The focus of the roundtable was to help the U.S. soy industry understand and recommend opportunities for ways that Eastern Mediterranean markets can minimize U.S. soy trade
interruptions during times of political unrest. Prior to the turmoil that began two years ago, the Middle East was a promising market for U.S. soy, but the events known as Arab Spring have disrupted lines of trade amid regional instability. At this meeting, the U.S. soy family listened to their customers to learn about areas in which help is most needed. According to Mr. Goblirsch, much of what was learned at the roundtable dealt with the difficulty of moving product to get it to where it is needed. “Transportation and logistics affect every aspect of soy imports into these areas, including crush, refining, and production of meal and oil,” he stated.
The dedication of the new USSEC regional export office in Dubai, U.A. E., should help alleviate some of these issues and provide an opportunity to help provide the U.S. soy industry access to more customers and increase the demand for U.S. soy, according to Mr.

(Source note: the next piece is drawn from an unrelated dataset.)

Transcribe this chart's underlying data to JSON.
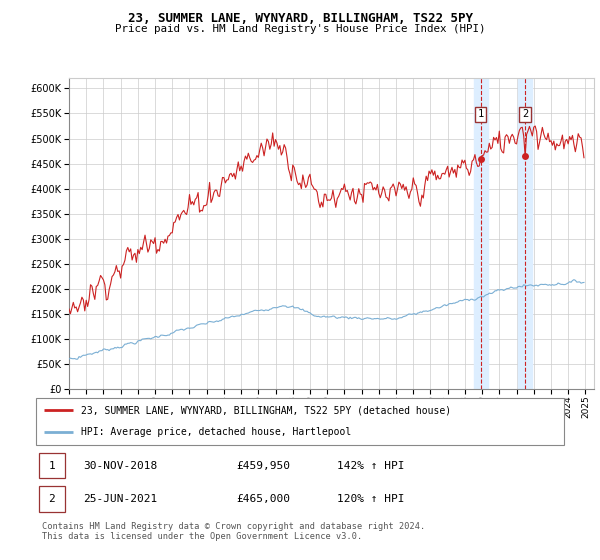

Wellman. He continued, “There is an opportunity for USSEC and the U.S. to work with joint government programs to address issues.”
USSEC is optimistic that the demand for soy in the Middle East will continue to grow, especially as the demand for poultry continues to rise with the growing population and rising incomes. Since 1990, population in the Middle East, North Africa and India has increased 150% and is expected to rise an additional 53% between the years 2000 and 2030.